Grouping Data
In this chapter you will learn how to group data using GROUP BY and HAVING clause in the SELECT statement.
Why Group Data?
In the previous article you learned aggregate functions that performed calculations on all the data in a table or on data that satisfied a specific condition of the WHERE clause. We were able to count the number of products. If we want to count the number of products for each user we need to use grouping. Grouping allows us to divide data into logical sets and perform aggregate calculations on each group.
Group By Clause
Let's count the number of products that belong to each user in the products table.
sqlite> select user_id, count(*) as product_count from products group by user_id;
user_id product_count
-------------------- --------------------
1 4
2 1
3 3
The result shows that the user with user_id = 1 has 4 products, user_id = 2 has 1 product and user_id = 3 has 3 products.
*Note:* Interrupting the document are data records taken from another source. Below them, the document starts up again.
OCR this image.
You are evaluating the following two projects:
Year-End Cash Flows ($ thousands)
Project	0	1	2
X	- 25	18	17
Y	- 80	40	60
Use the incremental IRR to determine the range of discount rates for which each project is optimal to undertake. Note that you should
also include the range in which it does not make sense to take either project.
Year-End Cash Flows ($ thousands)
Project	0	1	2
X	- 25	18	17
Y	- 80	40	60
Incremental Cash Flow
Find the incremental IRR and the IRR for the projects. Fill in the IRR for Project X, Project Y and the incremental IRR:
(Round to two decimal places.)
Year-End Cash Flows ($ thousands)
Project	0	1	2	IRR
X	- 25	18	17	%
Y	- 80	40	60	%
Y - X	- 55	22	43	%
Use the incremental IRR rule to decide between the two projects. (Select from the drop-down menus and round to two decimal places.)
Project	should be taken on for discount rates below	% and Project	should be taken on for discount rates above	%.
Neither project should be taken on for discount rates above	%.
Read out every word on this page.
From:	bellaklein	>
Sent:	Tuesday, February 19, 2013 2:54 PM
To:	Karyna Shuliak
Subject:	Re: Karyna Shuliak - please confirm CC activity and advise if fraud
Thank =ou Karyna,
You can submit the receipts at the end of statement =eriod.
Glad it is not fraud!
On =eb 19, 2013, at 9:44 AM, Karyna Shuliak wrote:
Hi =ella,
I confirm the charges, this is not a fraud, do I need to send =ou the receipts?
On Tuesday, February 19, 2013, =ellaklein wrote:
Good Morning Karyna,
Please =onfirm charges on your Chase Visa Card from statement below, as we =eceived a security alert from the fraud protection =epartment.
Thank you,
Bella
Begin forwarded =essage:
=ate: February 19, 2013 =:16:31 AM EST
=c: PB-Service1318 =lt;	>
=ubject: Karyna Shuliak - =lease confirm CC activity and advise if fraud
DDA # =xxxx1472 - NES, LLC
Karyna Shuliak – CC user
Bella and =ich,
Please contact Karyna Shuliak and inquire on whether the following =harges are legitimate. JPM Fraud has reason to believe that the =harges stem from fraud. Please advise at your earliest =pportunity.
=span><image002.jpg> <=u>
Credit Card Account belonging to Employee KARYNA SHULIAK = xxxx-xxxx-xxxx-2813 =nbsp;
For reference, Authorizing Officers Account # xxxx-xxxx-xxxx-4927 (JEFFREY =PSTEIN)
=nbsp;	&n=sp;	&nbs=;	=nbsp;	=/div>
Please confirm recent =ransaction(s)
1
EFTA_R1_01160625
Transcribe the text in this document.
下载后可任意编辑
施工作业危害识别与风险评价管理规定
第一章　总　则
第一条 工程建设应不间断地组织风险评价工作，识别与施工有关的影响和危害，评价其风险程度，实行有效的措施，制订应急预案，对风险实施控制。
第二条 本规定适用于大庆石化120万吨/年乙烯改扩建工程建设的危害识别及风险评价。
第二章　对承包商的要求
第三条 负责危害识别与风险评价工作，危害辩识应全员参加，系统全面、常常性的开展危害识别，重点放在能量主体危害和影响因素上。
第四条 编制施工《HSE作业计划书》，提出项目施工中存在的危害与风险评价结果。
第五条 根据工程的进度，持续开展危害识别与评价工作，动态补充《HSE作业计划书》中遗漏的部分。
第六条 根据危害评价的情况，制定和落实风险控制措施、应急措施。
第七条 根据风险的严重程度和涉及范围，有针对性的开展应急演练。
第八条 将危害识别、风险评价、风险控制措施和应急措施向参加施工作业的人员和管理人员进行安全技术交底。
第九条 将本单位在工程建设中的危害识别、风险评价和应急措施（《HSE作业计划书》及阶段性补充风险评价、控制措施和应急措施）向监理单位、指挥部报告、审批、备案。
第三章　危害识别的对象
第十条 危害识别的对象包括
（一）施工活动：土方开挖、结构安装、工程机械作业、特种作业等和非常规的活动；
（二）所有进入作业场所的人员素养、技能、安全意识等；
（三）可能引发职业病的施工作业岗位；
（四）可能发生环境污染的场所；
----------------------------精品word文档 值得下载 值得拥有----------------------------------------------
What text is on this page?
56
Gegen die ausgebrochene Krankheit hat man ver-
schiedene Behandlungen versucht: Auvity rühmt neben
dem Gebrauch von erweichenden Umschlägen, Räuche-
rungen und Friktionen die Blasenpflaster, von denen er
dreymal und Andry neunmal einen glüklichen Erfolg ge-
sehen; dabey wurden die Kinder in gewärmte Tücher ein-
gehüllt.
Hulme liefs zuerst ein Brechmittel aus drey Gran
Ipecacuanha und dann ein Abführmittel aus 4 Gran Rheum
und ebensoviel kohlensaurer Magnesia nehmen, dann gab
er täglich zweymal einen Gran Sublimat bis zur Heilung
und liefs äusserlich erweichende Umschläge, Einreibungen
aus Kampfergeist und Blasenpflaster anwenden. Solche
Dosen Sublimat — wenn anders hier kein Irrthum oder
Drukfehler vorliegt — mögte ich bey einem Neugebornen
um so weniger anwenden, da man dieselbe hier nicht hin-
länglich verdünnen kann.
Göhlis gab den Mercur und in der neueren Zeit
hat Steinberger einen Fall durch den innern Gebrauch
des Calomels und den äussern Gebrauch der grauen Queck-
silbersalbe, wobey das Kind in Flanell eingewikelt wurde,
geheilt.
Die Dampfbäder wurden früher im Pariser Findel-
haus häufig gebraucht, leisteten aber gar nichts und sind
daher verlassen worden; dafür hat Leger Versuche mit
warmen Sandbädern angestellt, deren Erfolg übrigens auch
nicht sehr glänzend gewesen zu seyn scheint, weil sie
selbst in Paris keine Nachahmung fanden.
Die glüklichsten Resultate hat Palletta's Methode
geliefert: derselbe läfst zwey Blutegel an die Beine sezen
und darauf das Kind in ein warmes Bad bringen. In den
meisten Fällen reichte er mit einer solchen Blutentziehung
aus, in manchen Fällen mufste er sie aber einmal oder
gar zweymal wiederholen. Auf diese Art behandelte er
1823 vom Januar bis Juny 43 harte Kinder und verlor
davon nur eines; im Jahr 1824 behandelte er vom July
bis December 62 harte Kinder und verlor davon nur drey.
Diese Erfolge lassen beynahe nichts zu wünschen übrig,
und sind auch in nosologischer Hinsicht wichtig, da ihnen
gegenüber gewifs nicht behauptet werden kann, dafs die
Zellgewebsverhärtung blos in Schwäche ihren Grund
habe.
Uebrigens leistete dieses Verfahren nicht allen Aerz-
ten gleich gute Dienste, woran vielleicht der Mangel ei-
You can verify this by manually calculating the number of products from the following query.
sqlite> select * from products;
id price name user_id
-------------------- -------------------- ---------- ----------
1 10 Rock 1
2 20 Sand 1
3 30 Carrot 1
4 40 Hammer 1
5 40 Tree 2
6 80 Cage 3
7 80 Cage Wire 3
8 80 Camel Rope 3
You can see that the user with user_id has only one product whereas users with user_id 1 and 3 have 4 and 3 products respectively.
Having Clause
You can filter groups to include and exclude by using Having clause.
sqlite> select user_id, count(*) as count from products group by user_id having count(*) > 2;
user_id count
-------------------- --------------------
1 4
3 3
The having clause filters on the group and finds only the rows that has more than 2 products for the user. You can verify this by looking at the records.
sqlite> select * from products;
id price name user_id
-------------------- -------------------- ---------- ----------
1 10 Rock 1
2 20 Sand 1
3 30 Carrot 1
4 40 Hammer 1
5 40 Tree 2
6 80 Cage 3
7 80 Cage Wire 3
8 80 Camel Rope 3
You see there is only one user with user_id = 2 with the number of products less than or equal to 2.
Summary
In this article you learned how to use the GROUP BY and HAVING clauses to perform aggregate functions on groups of data.